The main content of the thesis is divided into three parts. In Part I (Chapter 2 and 3) we review the fundamental mathematical tools and provide a survey on cognitive radio networks. Part II (Chapter 4 and 5) provide two application examples of fully distributed
learning in distributed resource management. Part III (Chapter 6 and 7) studies the case of distributed learning with partial cooperation. The following is an overview of each chapter.
Chapter 2. This chapter introduces the different concepts that will be used throughout the thesis, together with the fundamental mathematics. The basic ideas in game theory is first reviewed. This problem is formulated as a non-cooperative game. The existence and multiplicity of the Nash equilibrium (NE) solution will be investigated for two different network models. In the second part of this chapter, the stochastic learning algorithm is explained in detail. We give the structure of SLA, and present several update rules. At the end, we show that under certain conditions, the SLA converges to NE.

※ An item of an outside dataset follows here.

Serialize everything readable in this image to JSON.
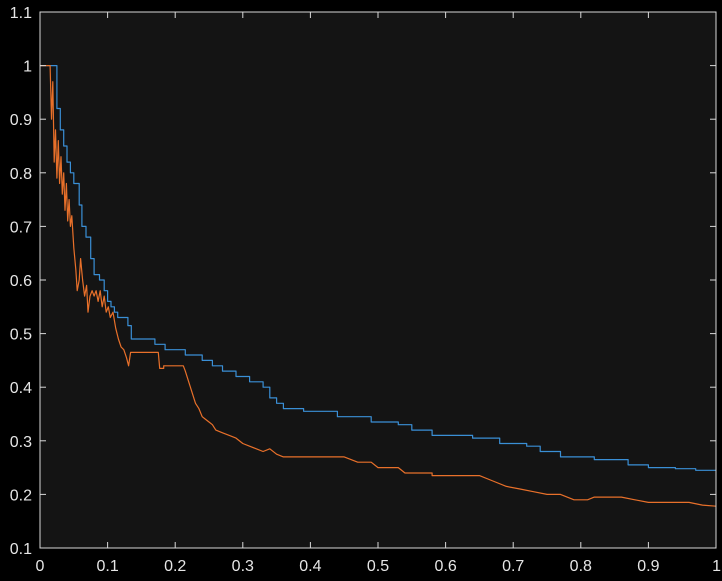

Chapter 3. The first three examples in this thesis are all related to the spectrum access behaviors of cognitive radio networks (CRNs). Therefore, before entering the examples, we open up one chapter to review the previous works on CRNs. The spectrum access in CRNs is classified as different models according to the way the spectrum is granted to the secondary users. Then the representative works of each model are summarized.
Chapter 4. This chapter presents the first application: the network selection problem in cognitive heterogeneous networks (HetNets) where multiple radio access technologies (RATs) coexist. We formulate the network selection problem as a non-cooperative game where the secondary users (SUs) are the players. In particular, under a cognitive access scenario, the availability of channels for SUs depends on the traffic demands of PUs, and is considered as the time-varying external state. With a reasonably designed utility function, we prove that the game is an OPG. SLA is adopted and each SU’s strategy progressively evolves toward the Nash equilibrium (NE) based on its own action-reward history, without the need to know actions in other SUs. The convergence property and the performance in terms of throughput and fairness are again shown through simulations.
Chapter 5. As the second application example of SLA, this chapter studies the spectrum trading in CRNs. Different from the first example, now the licensed spectrum opportun-ities are sold to multiple unlicensed secondary users by multiple service providers. The spectrum trading is modeled as a multi-leader multi-follower Stackelberg game with two
levels of competition. In the lower-level competition, each secondary user selects a ser-vice provider with time-varying channel availability. The serser-vice selection is determined by the prices and the quality of service, which depends on the number of residual chan-nels and the behavior of other secondary users. In the upper-level competition, service providers adjust their pricing strategies to maximize their individual revenues. We fur-ther propose decentralized, stochastic learning-based algorithms for both levels, where a player’s strategy progressively evolves toward the Nash equilibrium (NE) based on its own action-reward history without information of other players’ actions. The convergence properties of the proposed algorithms toward NE points are theoretically and numerically verified. The proposed method demonstrates good utility and fairness performances for the secondary users as compared to other service selection schemes.
Chapter 6. The third example considers channel assignment in OFDMA-based two-tier distributed networks. The secondary users are formulated as the players, and the strategy is the channel assignment. There are two major difference from the previous examples.
Firstly, unlike the previous examples where a resource unit is granted by the owner to a specific user, here we consider the case that all users access the same spectrum. On top of that, an interference mitigation game is formed. Secondly, each player is allowed to know the action of its neighbors. In this way, a proper utility function can be defined, and the channel assignment problem is formulated as an ordinal potential game which has at least one pure-strategy Nash equilibrium (NE). Then the stochastic learning algorithm discussed in Chapter 2 is applied. The convergence property toward pure strategy NE points is verified through system-level simulations. In addition, performance evaluation is carried out by comparing the proposed algorithm with other methods.
Chapter 7. The last example addresses the joint processing and distributed channel assignment in network MIMO systems. The cooperative frequency reuse among base stations (BSs) can improve the system spectral efficiency by reducing the intercell in-terference (ICI) through channel selection and precoding. We presents a game-theoretic study of channel selection for realizing network MIMO operation under time-varying wire-less channel. We propose a new joint precoding scheme that carries enhanced interference
mitigation and capacity improvement abilities for network MIMO systems. We formulate the channel selection problem as a noncooperative game with BSs as the players, and show that our game is an exact potential game (EPG) given the proposed utility function. A de-centralized, stochastic learning-based algorithm is proposed where each BS progressively moves toward the Nash equilibrium (NE) strategy based on its action-reward history and not actions taken by others. The convergence properties of the proposed learning algorithm toward a pure-strategy NE point are theoretically shown and numerically veri-fied for different network topologies. The proposed learning algorithm also demonstrates a fine capacity and fairness performance as compared to other schemes through extensive link-level simulations.